Harris Matrix Data Package

WARNING: This is a draft specification and still under development. If you have comments or suggestions please file them in the issue tracker.

Harris Matrix Data Package is a lightweight and user-oriented format for publishing and consuming archaeological stratigraphy data. Harris Matrix data packages are made of simple and universal components. They can be produced from ordinary spreadsheet or database software and used in any environment.

Author Stefano Costa
Created 2018-12-04
Updated 2022-10-30
JSON Schema (not yet ready)
Version 0.2

Language

The key words MUST, MUST NOT, REQUIRED, SHALL, SHALL NOT, SHOULD, SHOULD NOT, RECOMMENDED, MAY, and OPTIONAL in this document are to be interpreted as described in RFC 2119.

Changelog

  • 0.2: more precise correspondence with the Data Package specification
  • 0.1: first formal specification

Introduction

This document contains the “Harris Matrix Data Package” specification - a lightweight and platform-agnostic format for publishing, archiving and consuming archaeological stratigraphy data.

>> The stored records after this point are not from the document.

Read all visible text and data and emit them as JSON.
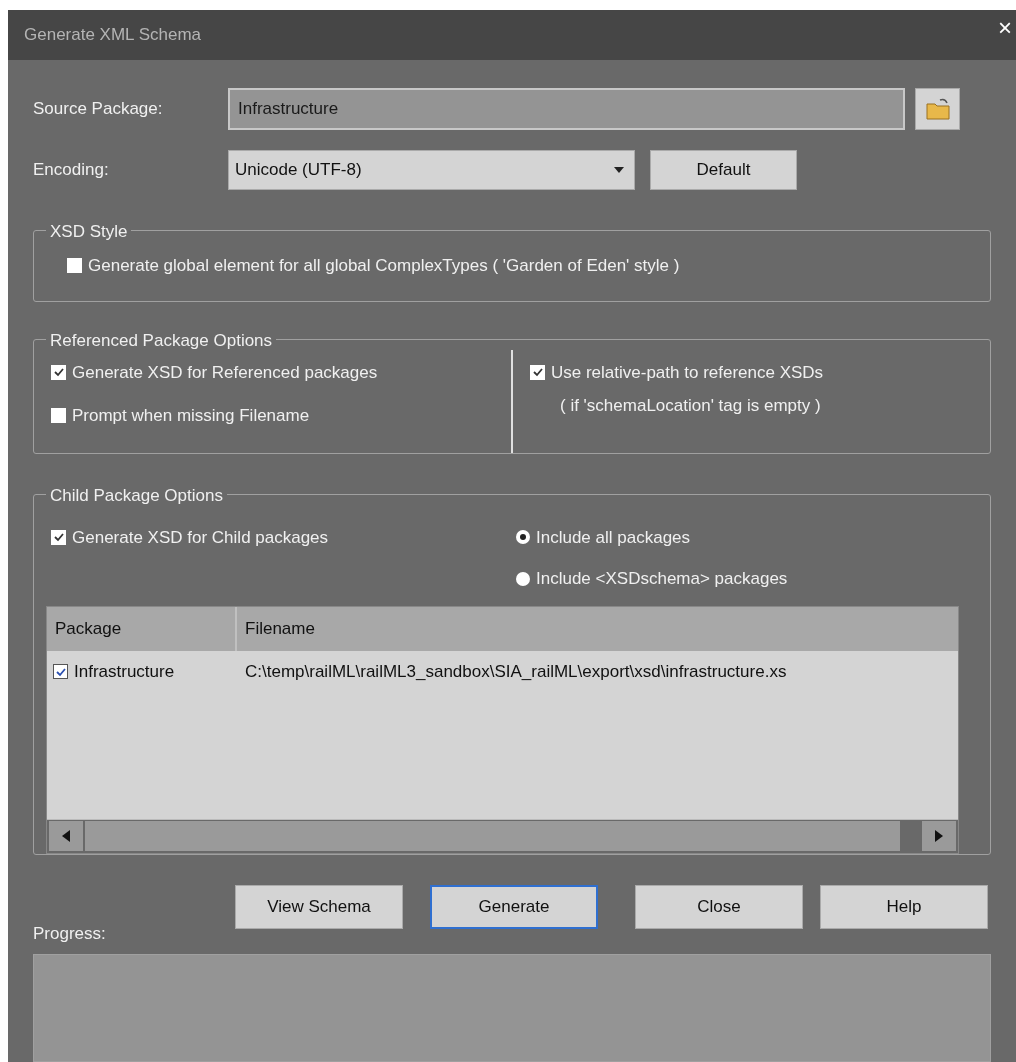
{
  "window": {
    "title": "Generate XML Schema",
    "close": "×"
  },
  "source_package": {
    "label": "Source Package:",
    "value": "Infrastructure"
  },
  "encoding": {
    "label": "Encoding:",
    "value": "Unicode (UTF-8)",
    "default_button": "Default"
  },
  "xsd_style": {
    "title": "XSD Style",
    "options": [
      {
        "label": "Generate global element for all global ComplexTypes ( 'Garden of Eden' style )",
        "checked": false
      }
    ]
  },
  "referenced": {
    "title": "Referenced Package Options",
    "left": [
      {
        "label": "Generate XSD for Referenced packages",
        "checked": true
      },
      {
        "label": "Prompt when missing Filename",
        "checked": false
      }
    ],
    "right": [
      {
        "label": "Use relative-path to reference XSDs",
        "note": "( if 'schemaLocation' tag is empty )",
        "checked": true
      }
    ]
  },
  "child": {
    "title": "Child Package Options",
    "option": {
      "label": "Generate XSD for Child packages",
      "checked": true
    },
    "radios": [
      {
        "label": "Include all packages",
        "selected": true
      },
      {
        "label": "Include <XSDschema> packages",
        "selected": false
      }
    ],
    "table": {
      "columns": [
        "Package",
        "Filename"
      ],
      "rows": [
        {
          "checked": true,
          "package": "Infrastructure",
          "filename": "C:\\temp\\railML\\railML3_sandbox\\SIA_railML\\export\\xsd\\infrastructure.xs"
        }
      ]
    }
  },
  "buttons": [
    {
      "label": "View Schema",
      "focused": false
    },
    {
      "label": "Generate",
      "focused": true
    },
    {
      "label": "Close",
      "focused": false
    },
    {
      "label": "Help",
      "focused": false
    }
  ],
  "progress": {
    "label": "Progress:"
  }
}
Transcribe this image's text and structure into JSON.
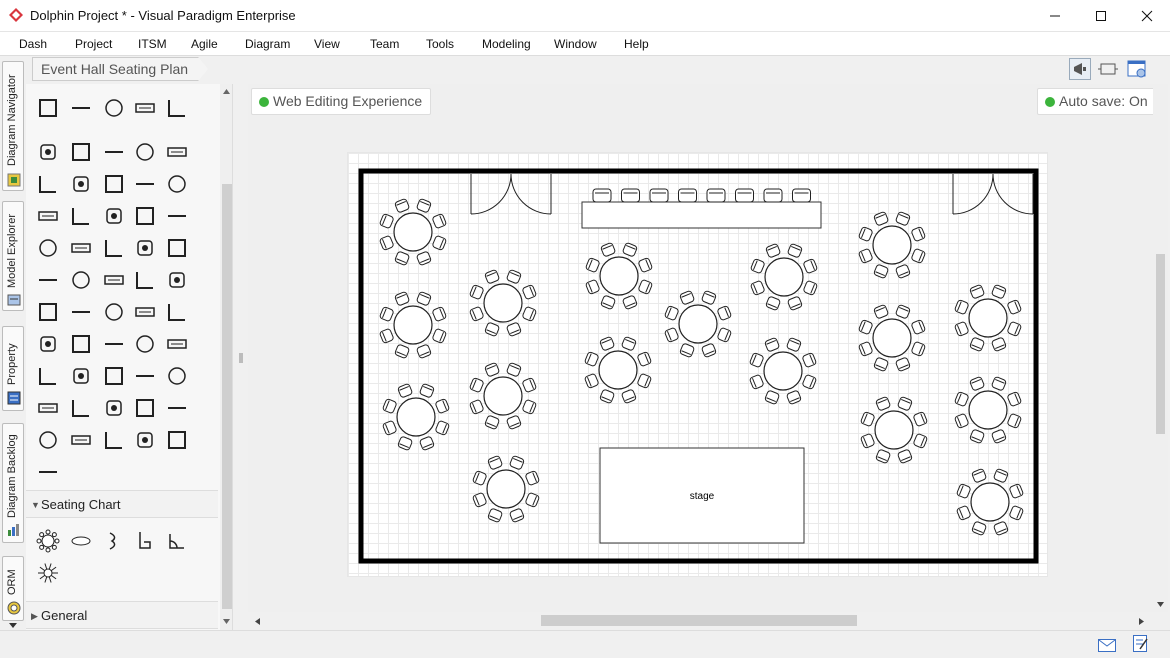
{
  "window": {
    "title": "Dolphin Project * - Visual Paradigm Enterprise"
  },
  "menu": [
    "Dash",
    "Project",
    "ITSM",
    "Agile",
    "Diagram",
    "View",
    "Team",
    "Tools",
    "Modeling",
    "Window",
    "Help"
  ],
  "side_tabs": [
    "Diagram Navigator",
    "Model Explorer",
    "Property",
    "Diagram Backlog",
    "ORM"
  ],
  "breadcrumb": {
    "label": "Event Hall Seating Plan"
  },
  "chips": {
    "web_editing": "Web Editing Experience",
    "auto_save": "Auto save: On"
  },
  "palette": {
    "sections": {
      "seating_chart": "Seating Chart",
      "general": "General"
    }
  },
  "diagram": {
    "stage_label": "stage"
  },
  "colors": {
    "status_green": "#3cb43c",
    "app_red": "#d9363e"
  }
}
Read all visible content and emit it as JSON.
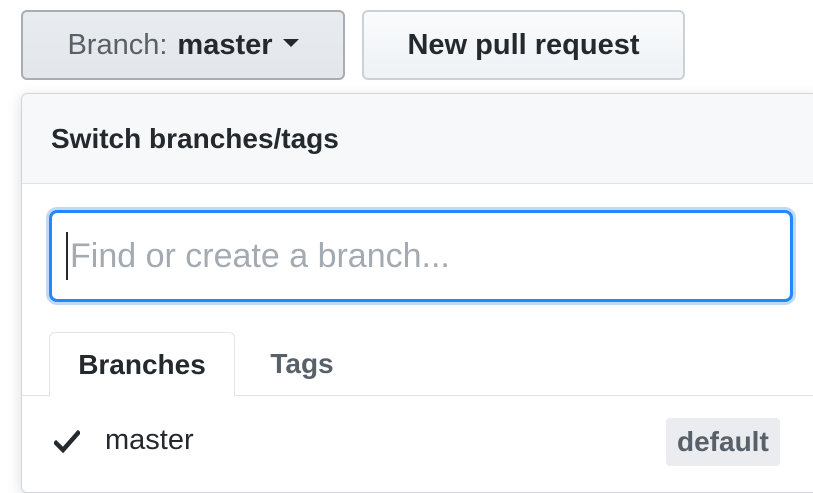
{
  "toolbar": {
    "branch_prefix": "Branch:",
    "branch_name": "master",
    "new_pull_request_label": "New pull request"
  },
  "dropdown": {
    "title": "Switch branches/tags",
    "filter": {
      "placeholder": "Find or create a branch...",
      "value": ""
    },
    "tabs": [
      {
        "label": "Branches",
        "selected": true
      },
      {
        "label": "Tags",
        "selected": false
      }
    ],
    "branches": [
      {
        "name": "master",
        "checked": true,
        "badge": "default",
        "check_icon": "check-icon"
      }
    ]
  },
  "colors": {
    "focus_border": "#2188ff",
    "text": "#24292e",
    "muted": "#586069",
    "badge_bg": "#eaecef"
  }
}
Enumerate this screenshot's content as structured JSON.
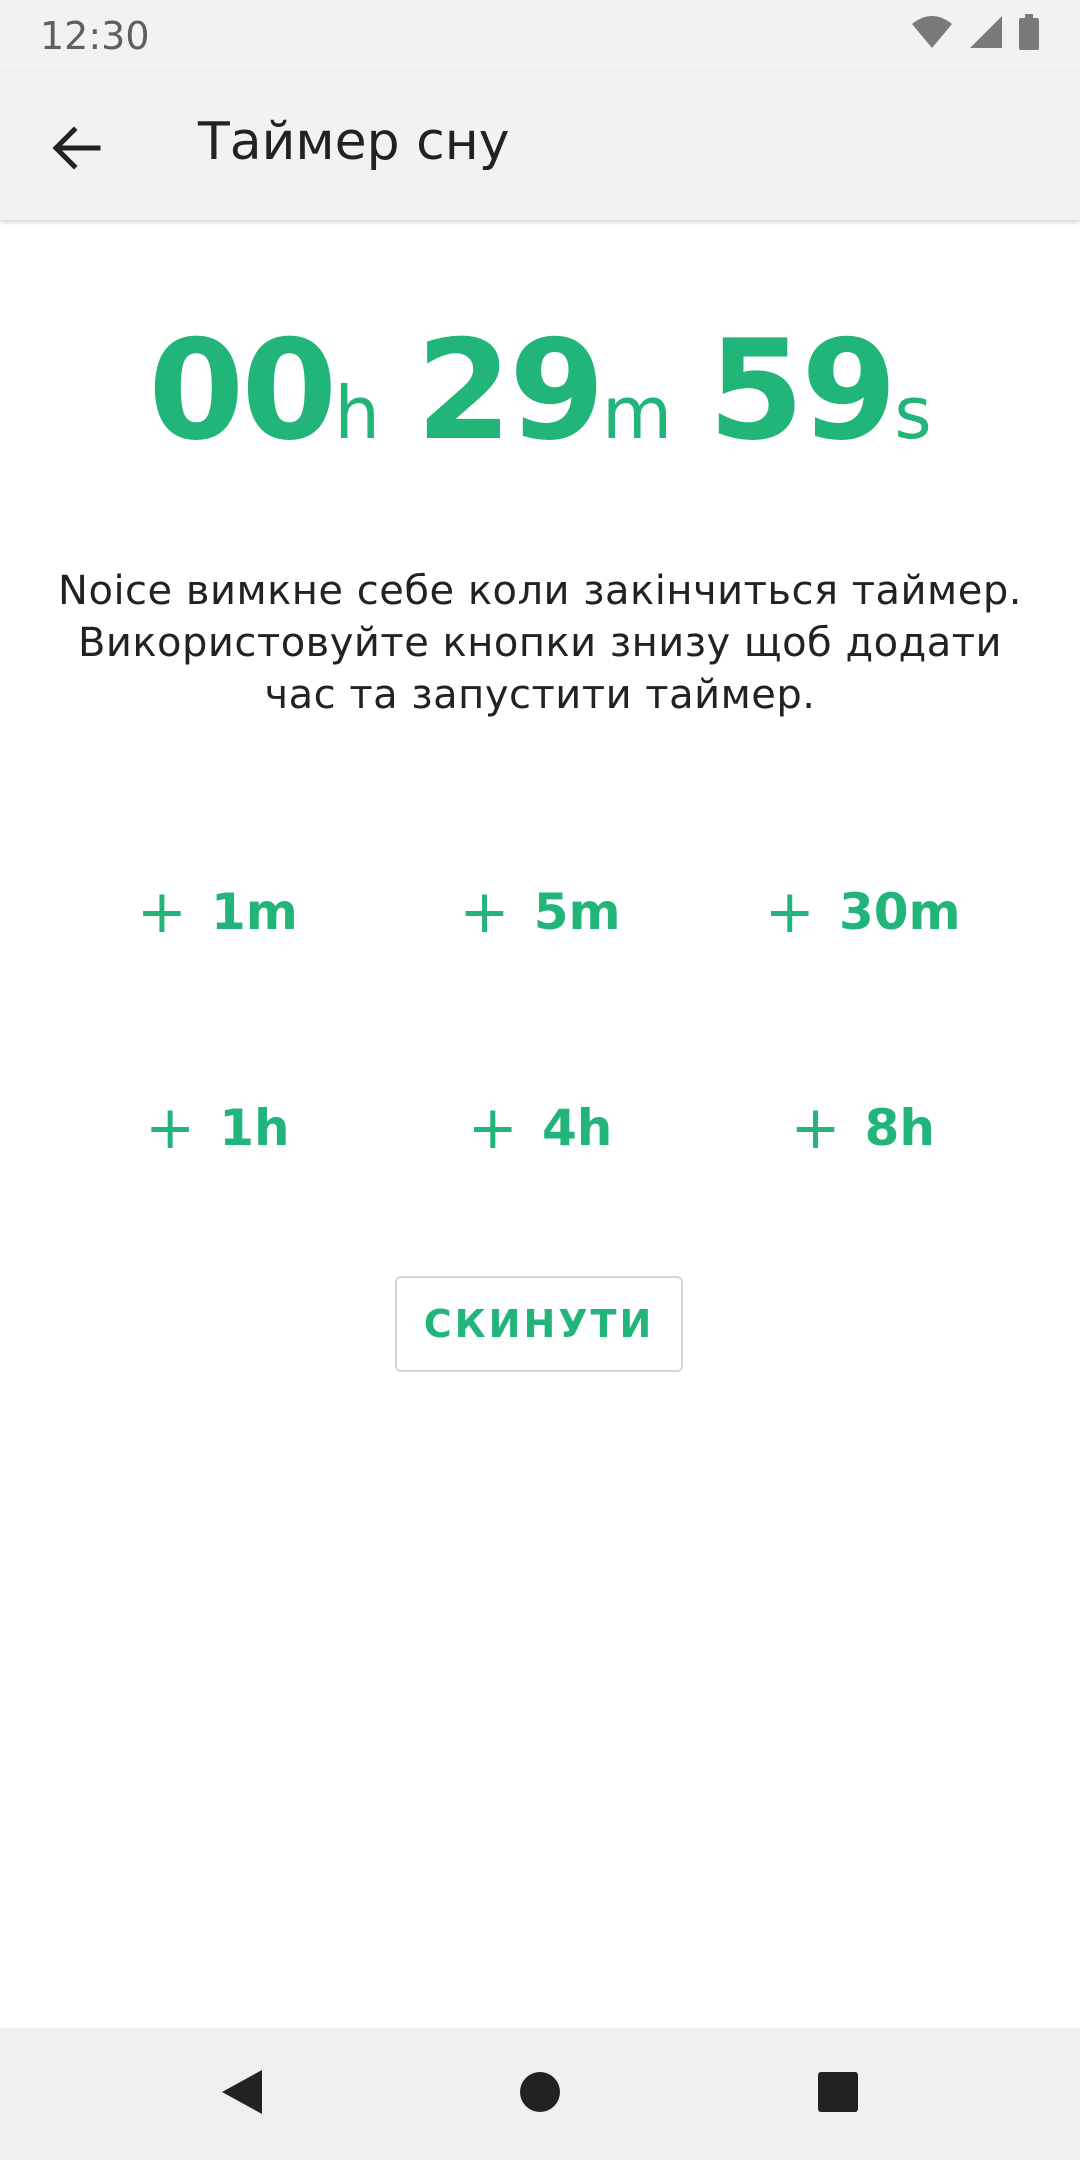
{
  "status_bar": {
    "time": "12:30",
    "icons": [
      "wifi-icon",
      "signal-icon",
      "battery-icon"
    ]
  },
  "app_bar": {
    "back_icon": "arrow-back-icon",
    "title": "Таймер сну"
  },
  "timer": {
    "hours": "00",
    "hours_unit": "h",
    "minutes": "29",
    "minutes_unit": "m",
    "seconds": "59",
    "seconds_unit": "s"
  },
  "description": {
    "line1": "Noice вимкне себе коли закінчиться таймер.",
    "line2": "Використовуйте кнопки знизу щоб додати",
    "line3": "час та запустити таймер."
  },
  "add_buttons": [
    {
      "plus": "+",
      "label": "1m"
    },
    {
      "plus": "+",
      "label": "5m"
    },
    {
      "plus": "+",
      "label": "30m"
    },
    {
      "plus": "+",
      "label": "1h"
    },
    {
      "plus": "+",
      "label": "4h"
    },
    {
      "plus": "+",
      "label": "8h"
    }
  ],
  "reset_button": {
    "label": "СКИНУТИ"
  },
  "nav_bar": {
    "icons": [
      "nav-back-icon",
      "nav-home-icon",
      "nav-recents-icon"
    ]
  },
  "colors": {
    "accent": "#22b57a",
    "bar_background": "#f2f2f2",
    "text_primary": "#222222"
  }
}
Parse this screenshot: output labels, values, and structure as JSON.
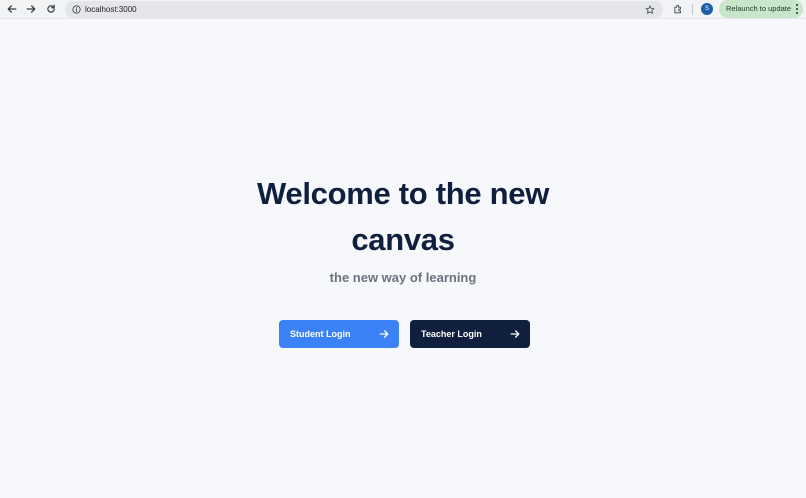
{
  "browser": {
    "url": "localhost:3000",
    "profile_initial": "S",
    "relaunch_label": "Relaunch to update",
    "accent_colors": {
      "toolbar": "#f1f3f4",
      "omnibox": "#e4e6ea",
      "relaunch": "#c8e6c9",
      "avatar": "#1a5fa8"
    }
  },
  "hero": {
    "title": "Welcome to the new canvas",
    "subtitle": "the new way of learning"
  },
  "actions": {
    "student_label": "Student Login",
    "teacher_label": "Teacher Login",
    "student_color": "#3b82f6",
    "teacher_color": "#0f1f3d"
  },
  "icons": {
    "back": "arrow-left-icon",
    "forward": "arrow-right-icon",
    "reload": "reload-icon",
    "site_info": "info-icon",
    "bookmark": "star-icon",
    "extensions": "puzzle-icon",
    "menu": "kebab-menu-icon",
    "button_arrow": "arrow-right-icon"
  }
}
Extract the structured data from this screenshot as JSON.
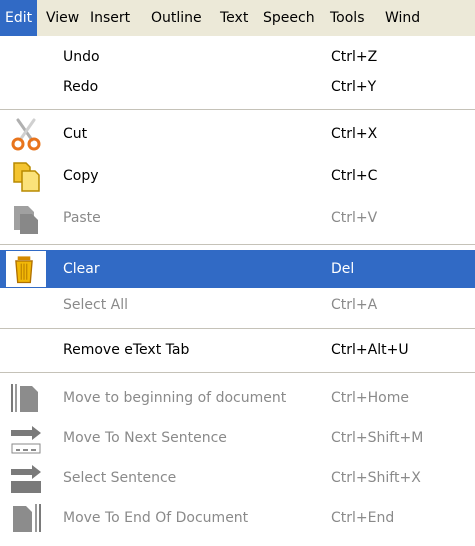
{
  "menubar": {
    "items": [
      {
        "label": "Edit"
      },
      {
        "label": "View"
      },
      {
        "label": "Insert"
      },
      {
        "label": "Outline"
      },
      {
        "label": "Text"
      },
      {
        "label": "Speech"
      },
      {
        "label": "Tools"
      },
      {
        "label": "Wind"
      }
    ]
  },
  "edit_menu": {
    "items": [
      {
        "label": "Undo",
        "shortcut": "Ctrl+Z",
        "enabled": true
      },
      {
        "label": "Redo",
        "shortcut": "Ctrl+Y",
        "enabled": true
      },
      {
        "label": "Cut",
        "shortcut": "Ctrl+X",
        "enabled": true,
        "icon": "scissors-icon"
      },
      {
        "label": "Copy",
        "shortcut": "Ctrl+C",
        "enabled": true,
        "icon": "copy-icon"
      },
      {
        "label": "Paste",
        "shortcut": "Ctrl+V",
        "enabled": false,
        "icon": "paste-icon"
      },
      {
        "label": "Clear",
        "shortcut": "Del",
        "enabled": true,
        "highlighted": true,
        "icon": "trash-icon"
      },
      {
        "label": "Select All",
        "shortcut": "Ctrl+A",
        "enabled": false
      },
      {
        "label": "Remove eText Tab",
        "shortcut": "Ctrl+Alt+U",
        "enabled": true
      },
      {
        "label": "Move to beginning of document",
        "shortcut": "Ctrl+Home",
        "enabled": false,
        "icon": "move-to-beginning-icon"
      },
      {
        "label": "Move To Next Sentence",
        "shortcut": "Ctrl+Shift+M",
        "enabled": false,
        "icon": "next-sentence-icon"
      },
      {
        "label": "Select Sentence",
        "shortcut": "Ctrl+Shift+X",
        "enabled": false,
        "icon": "select-sentence-icon"
      },
      {
        "label": "Move To End Of Document",
        "shortcut": "Ctrl+End",
        "enabled": false,
        "icon": "move-to-end-icon"
      }
    ]
  },
  "colors": {
    "highlight": "#316ac5",
    "menubar_bg": "#ece9d8",
    "disabled_text": "#8a8a8a"
  }
}
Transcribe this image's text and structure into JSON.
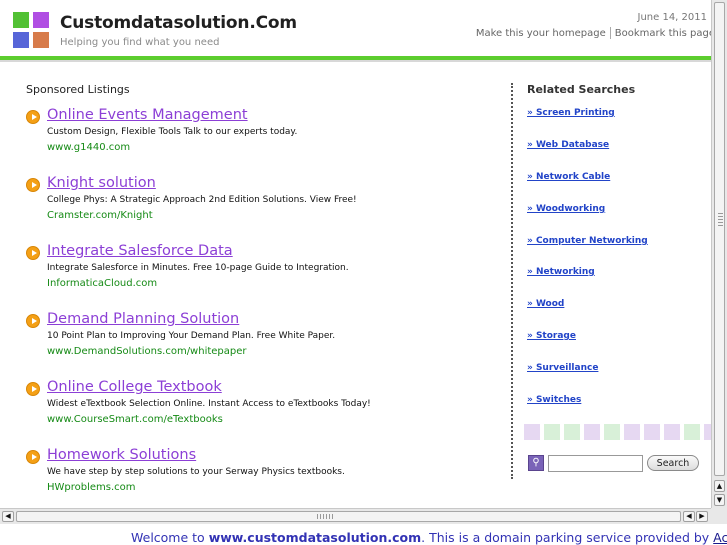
{
  "header": {
    "title": "Customdatasolution.Com",
    "tagline": "Helping you find what you need",
    "date": "June 14, 2011",
    "links": [
      "Make this your homepage",
      "Bookmark this page"
    ],
    "logo_colors": [
      "#52c134",
      "#b04ee3",
      "#5765d8",
      "#d77b4a"
    ],
    "accent_color": "#5ccd2e"
  },
  "sponsored": {
    "heading": "Sponsored Listings",
    "items": [
      {
        "title": "Online Events Management",
        "description": "Custom Design, Flexible Tools Talk to our experts today.",
        "url": "www.g1440.com"
      },
      {
        "title": "Knight solution",
        "description": "College Phys: A Strategic Approach 2nd Edition Solutions. View Free!",
        "url": "Cramster.com/Knight"
      },
      {
        "title": "Integrate Salesforce Data",
        "description": "Integrate Salesforce in Minutes. Free 10-page Guide to Integration.",
        "url": "InformaticaCloud.com"
      },
      {
        "title": "Demand Planning Solution",
        "description": "10 Point Plan to Improving Your Demand Plan. Free White Paper.",
        "url": "www.DemandSolutions.com/whitepaper"
      },
      {
        "title": "Online College Textbook",
        "description": "Widest eTextbook Selection Online. Instant Access to eTextbooks Today!",
        "url": "www.CourseSmart.com/eTextbooks"
      },
      {
        "title": "Homework Solutions",
        "description": "We have step by step solutions to your Serway Physics textbooks.",
        "url": "HWproblems.com"
      }
    ]
  },
  "related": {
    "heading": "Related Searches",
    "items": [
      "» Screen Printing",
      "» Web Database",
      "» Network Cable",
      "» Woodworking",
      "» Computer Networking",
      "» Networking",
      "» Wood",
      "» Storage",
      "» Surveillance",
      "» Switches"
    ],
    "swatch_colors": [
      "#e6d8f2",
      "#d8f0d8",
      "#d8f0d8",
      "#e6d8f2",
      "#d8f0d8",
      "#e6d8f2",
      "#e6d8f2",
      "#e6d8f2",
      "#d8f0d8",
      "#e6d8f2"
    ]
  },
  "search": {
    "placeholder": "",
    "button_label": "Search",
    "icon": "magnifier-icon"
  },
  "footer": {
    "prefix": "Welcome to ",
    "domain": "www.customdatasolution.com",
    "middle": ". This is a domain parking service provided by ",
    "link": "Active-"
  }
}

Harris Matrix Data Package doesn’t reivent the wheel and builds on two separate and well defined specifications, bringing them together:

  1. the CSV table schema developed by Thomas S. Dye for the hm Lisp package
  2. the JSON metadata descriptor of Tabular Data Package from Frictionless Standards

Glossary

The following definitions apply in the context of the Harris Matrix Data Package specification:

  • data descriptor is a JSON file, named datapackage.json, that is-found in the top-level directory of a data package, and contains metadata about the entire data package (name, description, creation date, author names, references) together with the data package schema
  • each resource is a CSV table
  • contexts refer to archaeological stratigraphy units as produced by the single context recording method; contexts can be both positive and negative and are described in terms of unit-type and position
  • observations refer to the stratigraphic relationship between pairs of contexts, and can only record relative chronology of earlier-later relationships
  • inferences refer to once-equal contexts that are recorded separately but treated as a whole for the purpose of stratigraphy, as is the case of a floor level that was divided in two separate units by a later trench
  • phases and periods are groupings of contexts that are based on chronological affinity
  • events are associations between absolute chronology events and contexts and the resource specifies the nature of the association using terms introduced to archaeology by Jeffrey S. Dean in an essay entitled “Independent dating in archaeological analysis” published in Advances in Archaeological Method and Theory in 1978.

Specification

Harris Matrix Data Package builds directly on the Tabular Data Package specification. Thus a Harris Matrix Data Package MUST be a Tabular Data Package and conform to the Tabular Data Package specification.

Harris Matrix Data Package has the following requirements over and above those imposed by Tabular Data Package:

  • a Harris Matrix Data Package MUST be a valid Tabular Data Package
  • a Harris Matrix Data Package MUST contain the name, title, profile, contributors and created properties
  • the value of the profile property MUST be https://www.iosa.it/software/harris-matrix/harris-matrix-data-package.json
  • a Harris Matrix Data Package SHOULD contain the description, licenses, id, version and keywords properties
  • there MUST be at least two resource items in the resources array, named contexts and observations
  • there MAY be a resource named inferences
  • there MAY be a resource named periods
  • there MAY be a resource named phases
  • there MAY be a resource named events
  • there MAY be a resource named event-order

Examples

Resource names are standardized so that the data descriptor can remain largely untouched, except for the specific metadata.

{
  "name": "harris-matrix-fig12",
  "title": "Principles of Archaeological Stratigraphy, fig. 12",
  "profile": "https://www.iosa.it/software/harris-matrix/harris-matrix-data-package.json",
  "contributors": [
    {
      "title": "Thomas S. Dye",
      "role": "author"
    },
    {
      "title": "Stefano Costa",
      "role": "contributor"
    }
  ],
  "created": "2018-12-04",
  "sources": [
    {
      "title": "Principles of Archaeological Stratigraphy",
      "path": "https://www.worldcat.org/it/title/613969586"
    }
  ],
  "resources": [
    ...
  ]
}

Implementations

The only known implementation is the Python hmdp tool.

The hm Lisp package will work with a well formed Harris Matrix Data Package, but it will ignore the JSON data descriptor and the metadata.